Photo: Brad Wheeler, Indiana University CIO; courtesy of Indiana University 

If progress in open source is measured by moving "up the software stack" from operating systems and development tools to mission-critical applications, it appears that higher-education institutions are leading the way. 

The culture of higher education is attuned to the philosophy of open source, said Brad Wheeler, CIO of Indiana University in Bloomington. "Ford and Chrysler can't really sit down together and design a resource management system, but Cornell and Indiana universities can pool resources. It fits with the values of the academy - a collaborative culture."

Wheeler has been involved in two ambitious application development efforts. He sits on the board of the Sakai Foundation, which oversees the Sakai open source online learning environment. In just three years, the foundation has grown to 120 members worldwide.

Based in part on Sakai's success, Indiana and five other universities have developed a modular finance platform geared specifically to the needs of higher-education officials.

The impetus for the Kuali Financial Systems grew out of dissatisfaction with commercial options as Indiana's homegrown financial system became obsolete, Wheeler said, adding that financial executives at Indiana University were fully behind the open source commitment.

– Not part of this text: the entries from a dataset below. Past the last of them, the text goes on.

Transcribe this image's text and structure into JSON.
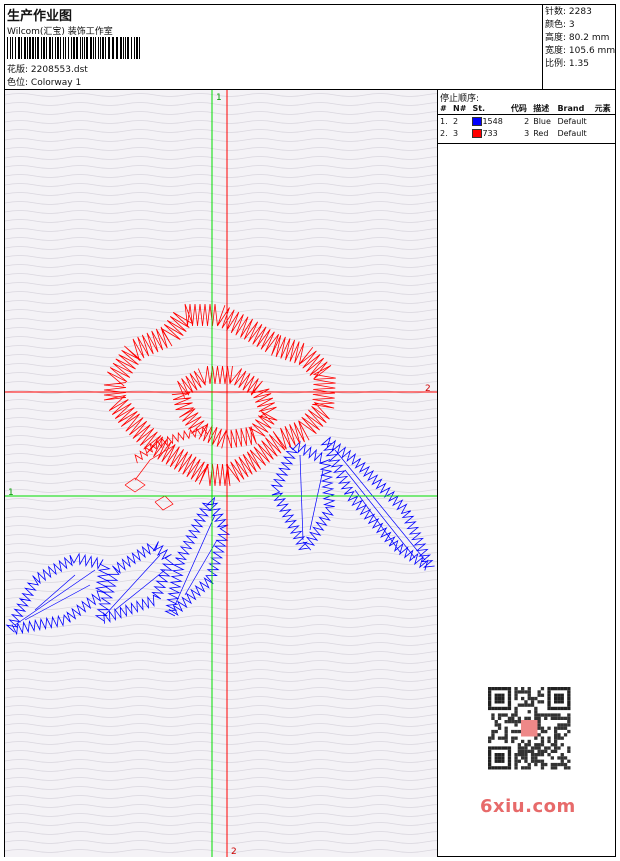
{
  "header": {
    "title": "生产作业图",
    "company": "Wilcom(汇宝) 装饰工作室",
    "design_label": "花版:",
    "design_value": "2208553.dst",
    "colorway_label": "色位:",
    "colorway_value": "Colorway 1"
  },
  "stats": [
    {
      "label": "针数:",
      "value": "2283"
    },
    {
      "label": "颜色:",
      "value": "3"
    },
    {
      "label": "高度:",
      "value": "80.2 mm"
    },
    {
      "label": "宽度:",
      "value": "105.6 mm"
    },
    {
      "label": "比例:",
      "value": "1.35"
    }
  ],
  "stop_sequence": {
    "title": "停止顺序:",
    "columns": [
      "#",
      "N#",
      "St.",
      "代码",
      "描述",
      "Brand",
      "元素"
    ],
    "rows": [
      {
        "idx": "1.",
        "n": "2",
        "color": "#0000ff",
        "st": "1548",
        "code": "2",
        "desc": "Blue",
        "brand": "Default",
        "el": ""
      },
      {
        "idx": "2.",
        "n": "3",
        "color": "#ff0000",
        "st": "733",
        "code": "3",
        "desc": "Red",
        "brand": "Default",
        "el": ""
      }
    ]
  },
  "axes": {
    "green_v_label": "1",
    "green_h_label": "1",
    "red_h_label": "2",
    "red_v_label": "2"
  },
  "watermark": {
    "text": "6xiu.com"
  },
  "colors": {
    "thread_blue": "#0000ff",
    "thread_red": "#ff0000",
    "axis_green": "#00dd00",
    "axis_red": "#ff0000"
  }
}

"Corporate financial software is a square peg rammed into the round hole of higher education," he said. "It just doesn't fit. The $2 million in staff time we spent on Kuali is a pittance compared to what we would pay for a commercial system, and the difference is we'll end up with something we want."

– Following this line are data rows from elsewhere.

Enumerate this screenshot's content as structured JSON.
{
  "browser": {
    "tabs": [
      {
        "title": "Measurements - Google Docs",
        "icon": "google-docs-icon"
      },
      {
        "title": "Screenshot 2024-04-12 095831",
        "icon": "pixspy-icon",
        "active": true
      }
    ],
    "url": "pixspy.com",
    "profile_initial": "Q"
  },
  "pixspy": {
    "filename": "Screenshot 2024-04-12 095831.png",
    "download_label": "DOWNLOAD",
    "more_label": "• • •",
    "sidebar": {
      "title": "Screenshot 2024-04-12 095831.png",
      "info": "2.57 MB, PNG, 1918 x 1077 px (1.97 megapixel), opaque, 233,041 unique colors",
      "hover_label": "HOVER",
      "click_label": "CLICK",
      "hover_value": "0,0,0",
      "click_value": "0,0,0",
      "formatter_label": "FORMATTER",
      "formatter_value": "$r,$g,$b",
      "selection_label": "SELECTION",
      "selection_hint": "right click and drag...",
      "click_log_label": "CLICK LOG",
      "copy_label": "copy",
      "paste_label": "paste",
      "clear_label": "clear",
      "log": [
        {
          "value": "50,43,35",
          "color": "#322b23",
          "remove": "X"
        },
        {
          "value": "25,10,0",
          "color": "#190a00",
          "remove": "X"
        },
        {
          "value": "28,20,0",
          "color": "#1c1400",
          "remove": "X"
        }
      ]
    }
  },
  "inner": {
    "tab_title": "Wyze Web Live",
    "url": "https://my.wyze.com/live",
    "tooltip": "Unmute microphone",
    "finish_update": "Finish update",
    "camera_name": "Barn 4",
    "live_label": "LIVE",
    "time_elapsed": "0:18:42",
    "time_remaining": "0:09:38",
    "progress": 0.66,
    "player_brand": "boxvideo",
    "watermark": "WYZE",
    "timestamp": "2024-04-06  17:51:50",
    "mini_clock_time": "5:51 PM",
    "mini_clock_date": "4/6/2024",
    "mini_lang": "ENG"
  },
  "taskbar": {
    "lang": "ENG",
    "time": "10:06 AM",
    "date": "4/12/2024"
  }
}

Wheeler admits the project has its challenges. First, he was spending so much time last year talking to technology transfer executives and attorneys that he finally called a summit meeting on licensing and policy to hammer out a framework under which intellectual property would move from the universities to a foundation, which holds the copyright and creates the license under which the software will be redistributed. Schools can download, modify and redistribute the software without restriction. They are not obligated to share their changes to it.

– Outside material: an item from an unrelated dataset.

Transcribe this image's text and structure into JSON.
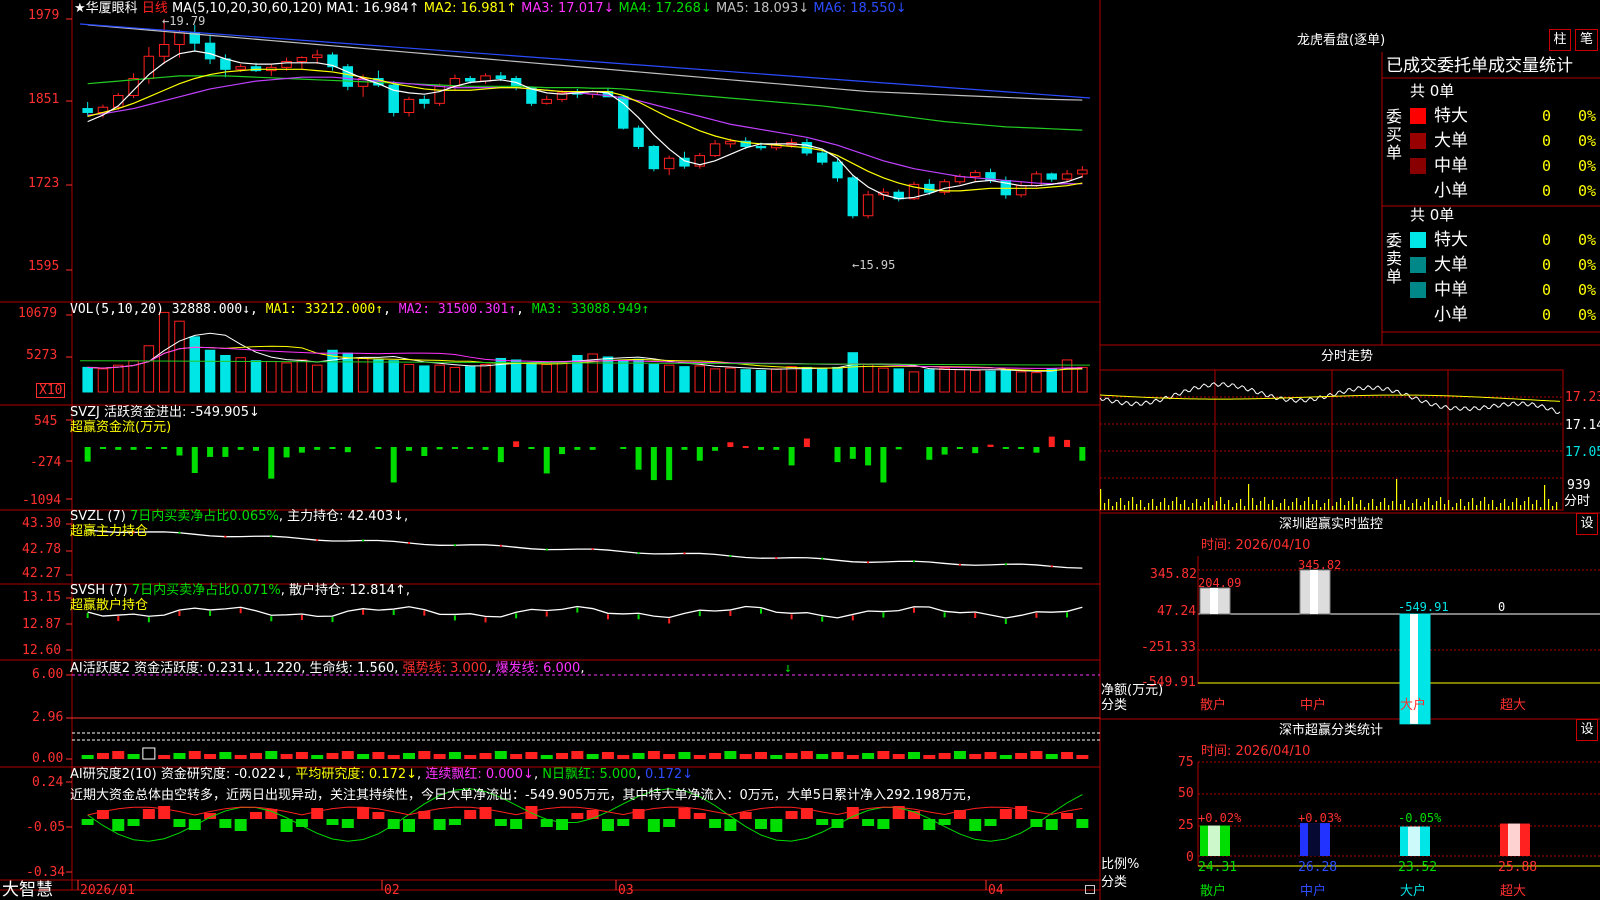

With developers spread from Ithaca, N.Y., to Honolulu, the collaborative process can be difficult at times, he said. "But by going through this pain up front and participating in the functional design, you know the software so much better than you would otherwise," Wheeler added. "And your financial execs can put in their two cents, so their priorities are listened to."

Years ago, universities used to build their own applications; in the 1990s they started buying it all, Wheeler noted. Now they're moving to a model in which they can borrow it. "It's our default method of development now, and I think it makes sense for other public-sector organizations," he said. "You just need a mechanism for making it happen."